Bölüm 2: Gerçekler

7 1 0
                                    

Şarkı Intro Infected-Sickick⛓🎼

Başımdaki şiddetli ağrıyla uyandım. Gözlerimi açtığımda üzerimde beyaz bir gecelik vardı. Kaşlarım çatıldığında hemen saate baktım. Üzerimi giyindim ve çantamı omzuma atıp çıktım.

Fakülteye doğru yürürken telefonumu açtım.

Mina Nefha
Dün gece ne oldu Batın?
Yanlış bir şey yapmadık değil mi?

Batın' a mesaj gönderdikten sonra telefonu kapattım ve sınıfa girdim. Bugün dersimiz Batın' la değildi.

Derste telefonum titrediğinde sıranın altından gizlice telefonu açtım.

Batın Zade
Birşey olmadı, Mina.
Sadece üzerini değiştirdim, rahatsız elbiseyle uyumanın istemedim.

Birşeyi fark ettiğimde tüm sınıfı inceledim. Dün geceden beri Evra neredeydi?

Mina Nefha
Batın, Evra nerede?
Dün geceden beri görmedim onu.

Batın Zade
Merak etme, erkek arkadaşının yanındadır.

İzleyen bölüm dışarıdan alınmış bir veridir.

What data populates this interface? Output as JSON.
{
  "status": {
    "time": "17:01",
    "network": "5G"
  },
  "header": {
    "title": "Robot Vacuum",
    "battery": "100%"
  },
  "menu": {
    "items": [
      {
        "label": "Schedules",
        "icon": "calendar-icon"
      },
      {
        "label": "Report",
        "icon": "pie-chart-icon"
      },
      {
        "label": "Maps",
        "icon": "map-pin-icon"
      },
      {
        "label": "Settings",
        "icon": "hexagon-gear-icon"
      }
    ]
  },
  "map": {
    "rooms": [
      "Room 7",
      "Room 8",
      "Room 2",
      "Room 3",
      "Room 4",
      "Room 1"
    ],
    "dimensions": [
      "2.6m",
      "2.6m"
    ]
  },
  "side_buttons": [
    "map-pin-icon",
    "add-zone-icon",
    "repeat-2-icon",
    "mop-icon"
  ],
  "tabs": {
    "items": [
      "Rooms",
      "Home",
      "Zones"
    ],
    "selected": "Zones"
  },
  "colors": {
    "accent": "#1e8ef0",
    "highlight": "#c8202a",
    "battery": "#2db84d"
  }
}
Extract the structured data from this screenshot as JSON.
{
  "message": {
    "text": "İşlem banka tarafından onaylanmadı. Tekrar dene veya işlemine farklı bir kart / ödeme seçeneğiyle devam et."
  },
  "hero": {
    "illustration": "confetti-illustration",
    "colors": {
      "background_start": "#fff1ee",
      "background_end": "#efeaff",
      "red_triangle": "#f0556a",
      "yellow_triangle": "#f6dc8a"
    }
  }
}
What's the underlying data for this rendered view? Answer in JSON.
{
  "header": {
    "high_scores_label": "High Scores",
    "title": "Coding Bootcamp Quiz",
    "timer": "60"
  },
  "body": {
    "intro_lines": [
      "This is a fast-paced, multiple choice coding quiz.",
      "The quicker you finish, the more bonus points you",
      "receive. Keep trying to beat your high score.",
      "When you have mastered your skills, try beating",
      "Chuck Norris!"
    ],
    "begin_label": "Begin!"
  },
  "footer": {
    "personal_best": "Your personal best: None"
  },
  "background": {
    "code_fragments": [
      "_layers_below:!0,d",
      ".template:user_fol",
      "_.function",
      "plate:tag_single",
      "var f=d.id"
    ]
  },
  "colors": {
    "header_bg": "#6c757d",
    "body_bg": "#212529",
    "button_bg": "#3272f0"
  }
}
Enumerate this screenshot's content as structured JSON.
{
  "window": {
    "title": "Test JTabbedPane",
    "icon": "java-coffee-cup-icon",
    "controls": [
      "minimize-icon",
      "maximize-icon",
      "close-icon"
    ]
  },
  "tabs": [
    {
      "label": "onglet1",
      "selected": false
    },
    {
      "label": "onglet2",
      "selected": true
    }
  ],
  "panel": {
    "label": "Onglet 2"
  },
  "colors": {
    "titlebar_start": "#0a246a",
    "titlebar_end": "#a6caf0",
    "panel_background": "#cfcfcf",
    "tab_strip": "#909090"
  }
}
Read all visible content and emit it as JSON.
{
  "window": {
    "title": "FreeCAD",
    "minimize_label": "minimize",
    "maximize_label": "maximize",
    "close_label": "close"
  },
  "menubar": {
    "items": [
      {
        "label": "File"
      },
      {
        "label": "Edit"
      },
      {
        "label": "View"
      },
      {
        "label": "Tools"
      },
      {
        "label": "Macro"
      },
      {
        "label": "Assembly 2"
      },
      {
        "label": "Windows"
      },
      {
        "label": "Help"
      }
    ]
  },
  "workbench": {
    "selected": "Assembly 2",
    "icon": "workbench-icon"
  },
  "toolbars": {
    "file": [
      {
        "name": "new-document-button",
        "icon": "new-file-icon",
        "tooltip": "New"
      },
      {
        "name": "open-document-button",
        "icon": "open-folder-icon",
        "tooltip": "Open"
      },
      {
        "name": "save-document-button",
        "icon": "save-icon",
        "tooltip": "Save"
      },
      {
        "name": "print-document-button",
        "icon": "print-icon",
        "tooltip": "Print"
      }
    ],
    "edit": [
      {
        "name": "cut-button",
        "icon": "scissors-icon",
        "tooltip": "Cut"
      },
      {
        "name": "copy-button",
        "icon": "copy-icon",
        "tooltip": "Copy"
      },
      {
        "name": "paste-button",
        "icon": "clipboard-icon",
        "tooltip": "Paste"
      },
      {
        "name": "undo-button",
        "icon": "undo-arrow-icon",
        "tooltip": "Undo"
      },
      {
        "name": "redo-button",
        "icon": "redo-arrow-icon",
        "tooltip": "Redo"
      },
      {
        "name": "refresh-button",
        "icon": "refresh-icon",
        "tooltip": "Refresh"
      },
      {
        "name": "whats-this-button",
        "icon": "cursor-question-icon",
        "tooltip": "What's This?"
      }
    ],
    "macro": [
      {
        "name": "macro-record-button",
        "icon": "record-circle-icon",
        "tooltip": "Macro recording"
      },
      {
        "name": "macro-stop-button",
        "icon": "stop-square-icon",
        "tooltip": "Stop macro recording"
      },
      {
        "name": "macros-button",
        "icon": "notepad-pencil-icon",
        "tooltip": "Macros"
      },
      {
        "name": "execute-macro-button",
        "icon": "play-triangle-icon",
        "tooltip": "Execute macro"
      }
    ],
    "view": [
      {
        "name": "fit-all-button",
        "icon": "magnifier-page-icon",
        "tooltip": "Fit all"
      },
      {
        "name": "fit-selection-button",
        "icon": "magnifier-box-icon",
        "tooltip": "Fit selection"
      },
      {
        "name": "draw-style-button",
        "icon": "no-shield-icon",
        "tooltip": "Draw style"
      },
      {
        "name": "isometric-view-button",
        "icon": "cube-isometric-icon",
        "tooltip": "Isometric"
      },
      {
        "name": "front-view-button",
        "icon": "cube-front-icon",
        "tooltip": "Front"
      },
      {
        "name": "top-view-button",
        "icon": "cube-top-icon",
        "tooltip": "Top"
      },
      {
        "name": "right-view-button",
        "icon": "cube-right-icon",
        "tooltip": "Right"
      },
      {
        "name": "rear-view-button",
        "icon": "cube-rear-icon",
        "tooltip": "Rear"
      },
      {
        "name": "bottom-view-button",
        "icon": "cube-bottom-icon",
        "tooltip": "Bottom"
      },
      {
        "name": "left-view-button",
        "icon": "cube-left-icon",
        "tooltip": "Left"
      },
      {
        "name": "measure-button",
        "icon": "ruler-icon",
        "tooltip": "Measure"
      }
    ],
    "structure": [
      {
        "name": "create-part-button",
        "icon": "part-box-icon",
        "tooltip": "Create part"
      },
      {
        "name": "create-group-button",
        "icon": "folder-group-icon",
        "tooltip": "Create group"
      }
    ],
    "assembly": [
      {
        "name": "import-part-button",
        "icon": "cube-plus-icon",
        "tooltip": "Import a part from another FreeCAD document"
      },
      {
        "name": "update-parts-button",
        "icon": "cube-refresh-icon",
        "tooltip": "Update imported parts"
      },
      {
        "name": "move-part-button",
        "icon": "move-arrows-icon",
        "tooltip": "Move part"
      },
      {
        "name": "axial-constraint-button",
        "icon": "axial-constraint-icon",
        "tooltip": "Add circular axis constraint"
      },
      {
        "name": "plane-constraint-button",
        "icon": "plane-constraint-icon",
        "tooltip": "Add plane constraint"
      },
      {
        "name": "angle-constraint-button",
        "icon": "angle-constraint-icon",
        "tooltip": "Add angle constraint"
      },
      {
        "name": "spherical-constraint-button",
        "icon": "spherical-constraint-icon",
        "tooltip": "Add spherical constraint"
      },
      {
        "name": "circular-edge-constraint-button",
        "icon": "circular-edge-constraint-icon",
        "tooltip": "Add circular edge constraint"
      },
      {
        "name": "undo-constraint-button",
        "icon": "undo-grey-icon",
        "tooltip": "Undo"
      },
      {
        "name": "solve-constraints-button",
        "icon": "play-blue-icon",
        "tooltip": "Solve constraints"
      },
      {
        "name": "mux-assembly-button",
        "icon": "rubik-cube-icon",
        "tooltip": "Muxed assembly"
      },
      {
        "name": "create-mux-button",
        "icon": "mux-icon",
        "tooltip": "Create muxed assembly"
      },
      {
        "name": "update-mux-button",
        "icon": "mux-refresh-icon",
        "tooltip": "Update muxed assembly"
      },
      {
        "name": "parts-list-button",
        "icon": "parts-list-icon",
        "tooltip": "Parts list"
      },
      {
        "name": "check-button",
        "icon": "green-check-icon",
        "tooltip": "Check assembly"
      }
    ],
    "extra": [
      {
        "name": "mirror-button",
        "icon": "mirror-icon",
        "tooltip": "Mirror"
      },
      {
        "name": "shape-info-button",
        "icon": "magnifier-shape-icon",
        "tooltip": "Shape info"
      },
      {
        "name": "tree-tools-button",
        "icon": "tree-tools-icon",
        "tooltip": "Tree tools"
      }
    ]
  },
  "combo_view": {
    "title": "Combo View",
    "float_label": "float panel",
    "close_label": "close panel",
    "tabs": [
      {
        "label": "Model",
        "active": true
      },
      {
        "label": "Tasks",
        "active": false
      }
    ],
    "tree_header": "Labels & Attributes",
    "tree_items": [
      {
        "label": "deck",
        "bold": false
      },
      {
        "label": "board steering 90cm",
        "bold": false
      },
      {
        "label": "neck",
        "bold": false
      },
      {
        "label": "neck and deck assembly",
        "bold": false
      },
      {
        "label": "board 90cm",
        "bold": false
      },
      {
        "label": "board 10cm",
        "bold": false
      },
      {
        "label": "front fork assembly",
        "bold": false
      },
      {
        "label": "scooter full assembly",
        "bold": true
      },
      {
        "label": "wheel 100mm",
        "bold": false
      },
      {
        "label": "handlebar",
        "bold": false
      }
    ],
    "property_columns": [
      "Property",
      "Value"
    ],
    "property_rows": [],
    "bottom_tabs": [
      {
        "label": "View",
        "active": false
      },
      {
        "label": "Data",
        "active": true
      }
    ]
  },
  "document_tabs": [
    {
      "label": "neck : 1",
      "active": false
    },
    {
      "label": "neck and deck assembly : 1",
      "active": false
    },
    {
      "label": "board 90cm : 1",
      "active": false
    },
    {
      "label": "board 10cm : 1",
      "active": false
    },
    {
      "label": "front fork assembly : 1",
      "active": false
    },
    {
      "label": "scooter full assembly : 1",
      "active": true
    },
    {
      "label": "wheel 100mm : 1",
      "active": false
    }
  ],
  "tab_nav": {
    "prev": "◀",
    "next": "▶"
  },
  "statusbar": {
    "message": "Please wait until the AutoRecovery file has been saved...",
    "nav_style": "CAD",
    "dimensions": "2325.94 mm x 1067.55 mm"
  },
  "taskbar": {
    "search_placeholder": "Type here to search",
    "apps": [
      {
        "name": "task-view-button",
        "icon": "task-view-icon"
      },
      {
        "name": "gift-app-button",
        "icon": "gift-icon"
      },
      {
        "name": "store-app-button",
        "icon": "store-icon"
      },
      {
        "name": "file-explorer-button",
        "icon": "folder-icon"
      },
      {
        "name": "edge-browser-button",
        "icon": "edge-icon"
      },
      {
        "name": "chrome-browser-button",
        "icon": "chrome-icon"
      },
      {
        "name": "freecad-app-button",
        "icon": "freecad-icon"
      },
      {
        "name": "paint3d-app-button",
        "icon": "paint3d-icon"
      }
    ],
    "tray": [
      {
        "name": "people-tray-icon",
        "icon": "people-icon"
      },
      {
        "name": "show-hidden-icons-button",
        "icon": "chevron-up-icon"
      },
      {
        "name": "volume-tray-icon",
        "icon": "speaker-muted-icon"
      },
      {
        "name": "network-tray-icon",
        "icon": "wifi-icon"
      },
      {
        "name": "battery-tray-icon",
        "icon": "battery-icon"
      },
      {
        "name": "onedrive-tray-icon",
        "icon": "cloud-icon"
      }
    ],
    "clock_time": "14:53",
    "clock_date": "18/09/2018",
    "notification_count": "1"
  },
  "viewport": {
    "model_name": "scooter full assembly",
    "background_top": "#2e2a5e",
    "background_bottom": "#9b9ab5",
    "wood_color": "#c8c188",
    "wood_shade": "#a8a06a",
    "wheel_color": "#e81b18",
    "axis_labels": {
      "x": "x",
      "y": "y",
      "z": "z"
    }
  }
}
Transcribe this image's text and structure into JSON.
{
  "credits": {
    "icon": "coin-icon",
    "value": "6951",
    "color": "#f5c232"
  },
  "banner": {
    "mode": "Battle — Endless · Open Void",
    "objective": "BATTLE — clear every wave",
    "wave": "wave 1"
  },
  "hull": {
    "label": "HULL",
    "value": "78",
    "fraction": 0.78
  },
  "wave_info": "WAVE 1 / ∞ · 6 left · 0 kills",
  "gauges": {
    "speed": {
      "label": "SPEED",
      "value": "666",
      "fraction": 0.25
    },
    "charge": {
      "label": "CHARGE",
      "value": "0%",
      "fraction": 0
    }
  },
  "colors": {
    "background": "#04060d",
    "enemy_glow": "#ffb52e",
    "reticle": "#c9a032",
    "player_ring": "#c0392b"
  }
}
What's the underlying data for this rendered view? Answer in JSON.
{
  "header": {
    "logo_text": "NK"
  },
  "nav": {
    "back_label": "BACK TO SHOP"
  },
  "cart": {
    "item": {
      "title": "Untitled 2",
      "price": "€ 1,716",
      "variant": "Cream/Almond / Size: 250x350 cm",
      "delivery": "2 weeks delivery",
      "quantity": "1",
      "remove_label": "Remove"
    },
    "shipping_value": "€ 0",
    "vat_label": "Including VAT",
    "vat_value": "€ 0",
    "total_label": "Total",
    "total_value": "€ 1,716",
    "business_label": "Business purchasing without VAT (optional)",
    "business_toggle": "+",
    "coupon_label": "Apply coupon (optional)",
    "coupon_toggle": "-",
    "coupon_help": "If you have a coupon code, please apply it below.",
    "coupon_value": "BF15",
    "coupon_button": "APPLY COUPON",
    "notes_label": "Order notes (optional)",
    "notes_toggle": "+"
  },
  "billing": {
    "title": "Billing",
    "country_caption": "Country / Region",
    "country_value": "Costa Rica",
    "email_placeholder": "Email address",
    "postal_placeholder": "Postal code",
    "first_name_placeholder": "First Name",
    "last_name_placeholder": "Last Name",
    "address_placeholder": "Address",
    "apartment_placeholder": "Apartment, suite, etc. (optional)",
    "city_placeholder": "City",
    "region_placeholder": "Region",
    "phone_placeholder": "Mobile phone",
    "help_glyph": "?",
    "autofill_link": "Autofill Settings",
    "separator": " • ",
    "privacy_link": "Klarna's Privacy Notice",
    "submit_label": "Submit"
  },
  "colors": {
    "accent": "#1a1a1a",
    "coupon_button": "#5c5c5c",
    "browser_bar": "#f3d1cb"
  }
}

Tamam mesajı yazarken Füsun hoca koluma vurdu. "Ne yapıyorsun kızım derste?" dedi. Ben şaşkınlıkla hocanın yüzüne bakıyorken, "Ne öyle aval aval suratıma bakıyorsun!" diye bağırıp elimden telefonu çekti ve konuşmaları okuyacakken elinden hemen telefonu aldım. "Arkadaşımı merak ettim hocam, kusura bakmayın sabahtan beri ortalıkta..." işaret parmağını uzatıp kapıyı gösterip lafımı kesti. "Madem arkadaşını merak ettin, çık dışarı!" diye bağırdığında yerimden sıçradım. Canını seven Füsun hocayı kızdırmayacaktı. Maşallah kadın 43 yaşında ama geyik gibi sesi var. Sıramdan çantamı aldım ve sınıftan çıktım.

Telefonumdan tekrar Evra' nın numarasını tuşladım ve aradım. Bu 7. arayışım falandı. Stresten elimi dudağıma götürüp yolmaya başladım. Telefon dört çalışın sonunda açıldığında rahatlayış nefesi verdim.

"Evra," dedim elimi dudağımdan indirirken. "O kim bebeğim?" arkadan gelen uykulu bir erkek sesiyle kaşlarımı çattım. "Evra?" derken, "Arkadaşım," diye erkek sesine cevap veren Evra' nın uykulu sesini işittim. "Evra," diye tekrarladım. "arkadaki kim?" bir süre telefona hışırtı sesleri geldikten sonra Evra konuştu. "Dün geceki yakışıklı," diye fısıldarken kıkırdayışı kulaklarıma doldu. "Nerdesin?" diye sordum iç çekerken. "Yurttayım, bugün derse girmicem sakın beni zorlama," dedi. nİye sabahtan beri telefonuna bakmıyorsun?" diyerek onu azarladım. "Özür dilerim," dedi. "Tamam, görüşürüz sonra Evroş," deyip aramayı sonlandırdım.

Yemekhane de Evra ile yeni partnerim diye tanıttığı Yavuz ile oturuyorduk. Normalde sık sık yemekhaneye gelmezdik, ama bugün sevdiğimiz yemek olduğu için gelmiştik.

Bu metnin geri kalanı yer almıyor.